Tuesday, February 15, 2011


Where I grew up, in rural Georgia, it was a 15-minute trip to get to town. Town-town, where you'd get your hair cut or buy a pair of shoes or real groceries or underpants, not Rentz, where you might run if you needed to get a smallish check cashed, or you needed a dozen eggs to make a cake, or you were pining for a Coca-Cola or some Pet ice cream.

We lived with my grandmother (Grandmother or Grandmama, not Granny, heaven forbid), and I was with her constantly if I wasn't in school. My grandmother would have died before she'd have left the house without getting dressed, and she'd have sooner sprouted wings and flown before taking anybody to town with her who wasn't shined up, too.

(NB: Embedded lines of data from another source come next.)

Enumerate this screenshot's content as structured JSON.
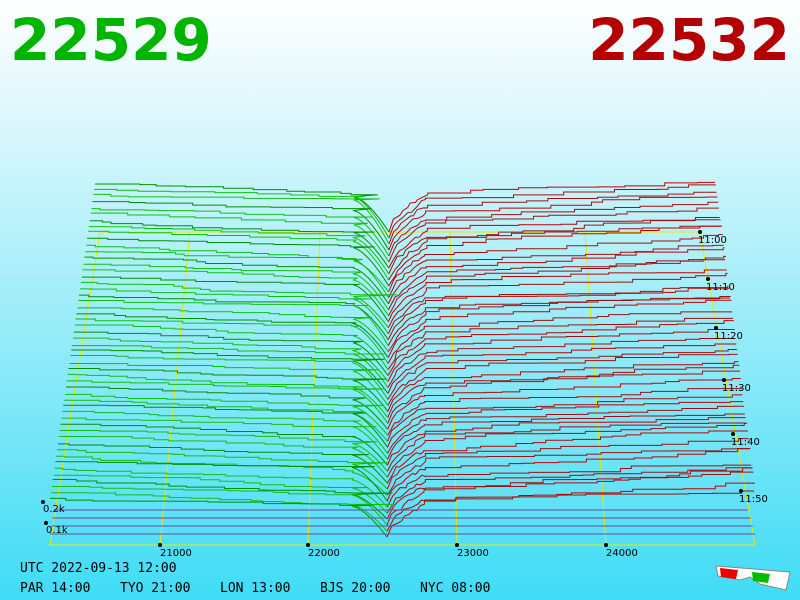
{
  "header": {
    "bid": "22529",
    "ask": "22532"
  },
  "price_axis": [
    "21000",
    "22000",
    "23000",
    "24000"
  ],
  "time_axis": [
    "11:00",
    "11:10",
    "11:20",
    "11:30",
    "11:40",
    "11:50"
  ],
  "depth_axis": [
    "0.2k",
    "0.1k"
  ],
  "footer": {
    "utc": "UTC 2022-09-13 12:00",
    "clocks": [
      "PAR 14:00",
      "TYO 21:00",
      "LON 13:00",
      "BJS 20:00",
      "NYC 08:00"
    ]
  }
}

To get to town, we drove up 441, and it was impossible not to drive past the home of a particular family of indeterminate means. I should say their means were indeterminate to me, just as ours were. I thought we were filthy rich because in every direction you could look from our house, it all belonged to relatives.

This particular home was sided with shingles of some description and was the type with steep-pitched tin roof with a deep front porch supported by a post at either end, and one on either side of the steps. Between the posts was a shelf made of 2x8 pieces of lumber, a place to set your drink down, were you to be outside cooling off, as you likely were to be, as air conditioning was not widespread in the 70s.

Living in this home was a woman my mother told me was a washerwoman. She didn't tell me anything else, though I constantly asked. This washerwoman had a penchant for sitting in her mean little rocker with the missing rockers, her feet thrown up on that shelf, her dress pulled up around her thighs.

When I went to town with Grandmother, as we passed by that house, she would hold her foot down hard on the gas, a death grip on the steering wheel, and stare straight ahead, saying, every time, "Just like a slattery."

I finally worked up the nerve to ask her what a slattery was, and she merely replied, "Something you will never be."